I am using the following code, which I don't think it is very different from
the one that you suggested, *my data is in .TTL format*
Here is the snippet of my code:
StoreDesc storeDesc = StoreDesc.read("sdb2.ttl") ; IDBConnection conn = new
DBConnection ( DB_URL, DB_USER, DB_PASSWD, DB ); conn.getConnection();
SDBConnection sdbconn = SDBFactory.createConnection( conn.getConnection()) ;
Store store = SDBFactory.connectStore(sdbconn, storeDesc) ; Model model=
SDBFactory.connectDefaultModel(store); //read data into the database
InputStream inn= new FileInputStream ("dataset_70000.nt"); long start =
System.currentTimeMillis(); model.read(inn, "localhost", "TTL");
loadtime=ext.elapsedTime(start); // Close the database connection
store.close(); System.out.println("Loading time: " + loadtime);
(Unreadable)
[
Damian - does model.read() go via the bulkloader or is this code using
one transaction per triple
]
Try putting around the load:
store.getLoader().startBulkUpdate();
...
store.getLoader().finishBulkUpdate();
Using the Turtle reader for N-Triples is slightly slower - but only tens
of %.
Andy
@Dave I think I followed the pattern suggested in the link that you gave me
(http://openjena.org/wiki/SDB/Loading_data), the above is the snippet of my
source code.
And one more thing, I didn't get the idea of "Are you wrapping the load in a
transaction to avoid auto-commit costs?", can you please elaborate a bit on
this?? Sorry, I am relatively a novice..
Any thoughts over this? thank you very much! :)
BR,
shri
On Thu, Sep 29, 2011 at 12:00 AM, Shri :)<[email protected]> wrote:
*
*
Hi Again,
I supposed to evaluate the performance of few triple stores as a part of my
thesis work (which is the specification which I cannot change
unfortunately)one among them is Jens SDB with Mysql, I am using my own java
code to load the data and not the command line tool, as I wanted to make
note of the loading time. I am using .NT format of data for loading.
I have a 8 GB RAM
any thoughts/suggestion over this? thanks for your help.

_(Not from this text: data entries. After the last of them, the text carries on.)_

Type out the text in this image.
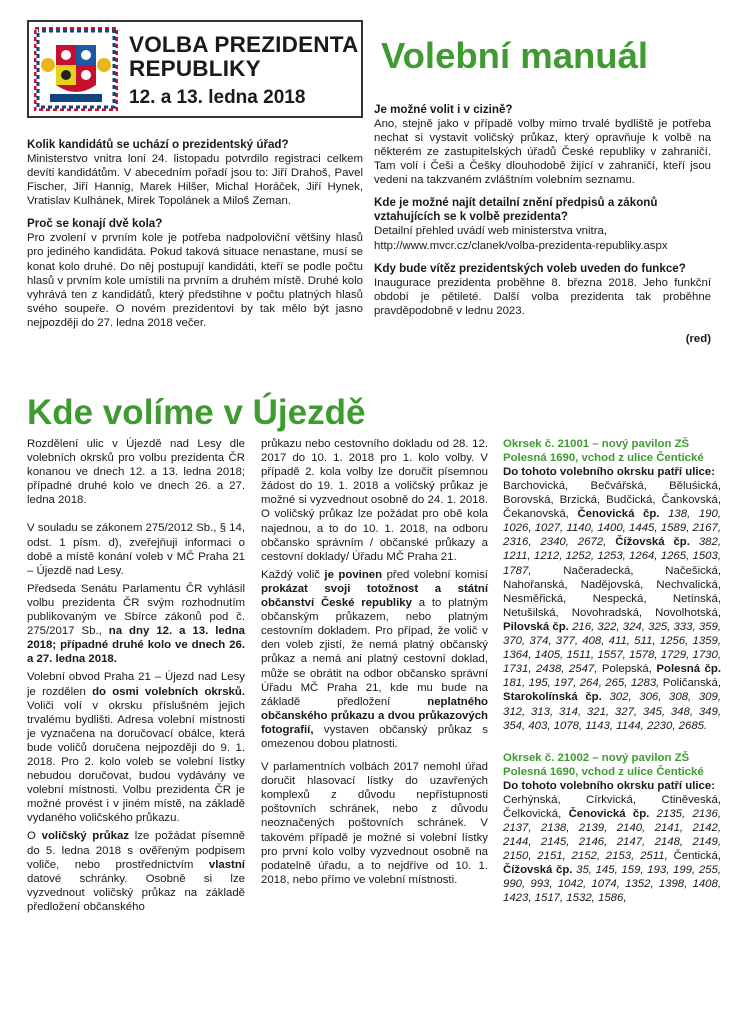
VOLBA PREZIDENTA
REPUBLIKY
12. a 13. ledna 2018
Volební manuál

Kolik kandidátů se uchází o prezidentský úřad?

Ministerstvo vnitra loni 24. listopadu potvrdilo registraci celkem devíti kandidátům. V abecedním pořadí jsou to: Jiří Drahoš, Pavel Fischer, Jiří Hannig, Marek Hilšer, Michal Horáček, Jiří Hynek, Vratislav Kulhánek, Mirek Topolánek a Miloš Zeman.

Proč se konají dvě kola?

Pro zvolení v prvním kole je potřeba nadpoloviční většiny hlasů pro jediného kandidáta. Pokud taková situace nenastane, musí se konat kolo druhé. Do něj postupují kandidáti, kteří se podle počtu hlasů v prvním kole umístili na prvním a druhém místě. Druhé kolo vyhrává ten z kandidátů, který předstihne v počtu platných hlasů svého soupeře. O novém prezidentovi by tak mělo být jasno nejpozději do 27. ledna 2018 večer.

Je možné volit i v cizině?

Ano, stejně jako v případě volby mimo trvalé bydliště je potřeba nechat si vystavit voličský průkaz, který opravňuje k volbě na některém ze zastupitelských úřadů České republiky v zahraničí. Tam volí i Češi a Češky dlouhodobě žijící v zahraničí, kteří jsou vedeni na takzvaném zvláštním volebním seznamu.

Kde je možné najít detailní znění předpisů a zákonů vztahujících se k volbě prezidenta?

Detailní přehled uvádí web ministerstva vnitra,
http://www.mvcr.cz/clanek/volba-prezidenta-republiky.aspx

Kdy bude vítěz prezidentských voleb uveden do funkce?

Inaugurace prezidenta proběhne 8. března 2018. Jeho funkční období je pětileté. Další volba prezidenta tak proběhne pravděpodobně v lednu 2023.

(red)

Kde volíme v Újezdě

Rozdělení ulic v Újezdě nad Lesy dle volebních okrsků pro volbu prezidenta ČR konanou ve dnech 12. a 13. ledna 2018; případné druhé kolo ve dnech 26. a 27. ledna 2018.

V souladu se zákonem 275/2012 Sb., § 14, odst. 1 písm. d), zveřejňuji informaci o době a místě konání voleb v MČ Praha 21 – Újezdě nad Lesy.

Předseda Senátu Parlamentu ČR vyhlásil volbu prezidenta ČR svým rozhodnutím publikovaným ve Sbírce zákonů pod č. 275/2017 Sb., na dny 12. a 13. ledna 2018; případné druhé kolo ve dnech 26. a 27. ledna 2018.

Volební obvod Praha 21 – Újezd nad Lesy je rozdělen do osmi volebních okrsků. Voliči volí v okrsku příslušném jejich trvalému bydlišti. Adresa volební místnosti je vyznačena na doručovací obálce, která bude voličů doručena nejpozději do 9. 1. 2018. Pro 2. kolo voleb se volební lístky nebudou doručovat, budou vydávány ve volební místnosti. Volbu prezidenta ČR je možné provést i v jiném místě, na základě vydaného voličského průkazu.

O voličský průkaz lze požádat písemně do 5. ledna 2018 s ověřeným podpisem voliče, nebo prostřednictvím vlastní datové schránky. Osobně si lze vyzvednout voličský průkaz na základě předložení občanského

průkazu nebo cestovního dokladu od 28. 12. 2017 do 10. 1. 2018 pro 1. kolo volby. V případě 2. kola volby lze doručit písemnou žádost do 19. 1. 2018 a voličský průkaz je možné si vyzvednout osobně do 24. 1. 2018. O voličský průkaz lze požádat pro obě kola najednou, a to do 10. 1. 2018, na odboru občansko správním / občanské průkazy a cestovní doklady/ Úřadu MČ Praha 21.

Každý volič je povinen před volební komisí prokázat svoji totožnost a státní občanství České republiky a to platným občanským průkazem, nebo platným cestovním dokladem. Pro případ, že volič v den voleb zjistí, že nemá platný občanský průkaz a nemá ani platný cestovní doklad, může se obrátit na odbor občansko správní Úřadu MČ Praha 21, kde mu bude na základě předložení	neplatného občanského průkazu a dvou průkazových fotografií, vystaven občanský průkaz s omezenou dobou platnosti.

V parlamentních volbách 2017 nemohl úřad doručit hlasovací lístky do uzavřených komplexů z důvodu nepřístupnosti poštovních schránek, nebo z důvodu neoznačených poštovních schránek. V takovém případě je možné si volební lístky pro první kolo volby vyzvednout osobně na podatelně úřadu, a to nejdříve od 10. 1. 2018, nebo přímo ve volební místnosti.

Okrsek č. 21001 – nový pavilon ZŠ Polesná 1690, vchod z ulice Čentické

Do tohoto volebního okrsku patří ulice:

Barchovická, Bečvářská, Běluśická, Borovská, Brzická, Budčická, Čankovská, Čekanovská, Čenovická čp. 138, 190, 1026, 1027, 1140, 1400, 1445, 1589, 2167, 2316, 2340, 2672, Čížovská čp. 382, 1211, 1212, 1252, 1253, 1264, 1265, 1503, 1787,	Načeradecká, Načešická, Nahořanská, Nadějovská, Nechvalická, Nesměřická, Nespecká, Netínská, Netušilská, Novohradská, Novolhotská, Pilovská čp. 216, 322, 324, 325, 333, 359, 370, 374, 377, 408, 411, 511, 1256, 1359, 1364, 1405, 1511, 1557, 1578, 1729, 1730, 1731, 2438, 2547, Polepská, Polesná čp. 181, 195, 197, 264, 265, 1283, Poličanská, Starokolínská čp. 302, 306, 308, 309, 312, 313, 314, 321, 327, 345, 348, 349, 354, 403, 1078, 1143, 1144, 2230, 2685.

Okrsek č. 21002 – nový pavilon ZŠ Polesná 1690, vchod z ulice Čentické

Do tohoto volebního okrsku patří ulice:

Cerhýnská, Církvická, Ctiněveská, Čelkovická, Čenovická čp. 2135, 2136, 2137, 2138, 2139, 2140, 2141, 2142, 2144, 2145, 2146, 2147, 2148, 2149, 2150, 2151, 2152, 2153, 2511, Čentická, Čížovská čp. 35, 145, 159, 193, 199, 255, 990, 993, 1042, 1074, 1352, 1398, 1408, 1423, 1517, 1532, 1586,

On Wed, Sep 28, 2011 at 4:09 PM, Shri :)<[email protected]> wrote:
Hi Everyone,
I am currently doing my master thesis wherein I have to work with Jena SDB
using mySQL as a backend store. I have around 25 million triples to load
which has taken more than 5 days to load in windows platform, whereas
according to the Berlin Benchmark, it took only 4 hours to load the same
number of triples but in Linux platform, this has left me confused..is the
enormous difference because of the difference in the platform or should I do
any performance tuning/optimization to improve the load time??
kindly give your suggestions/comments
P.S I am using WAMP
Thanks
Shridevika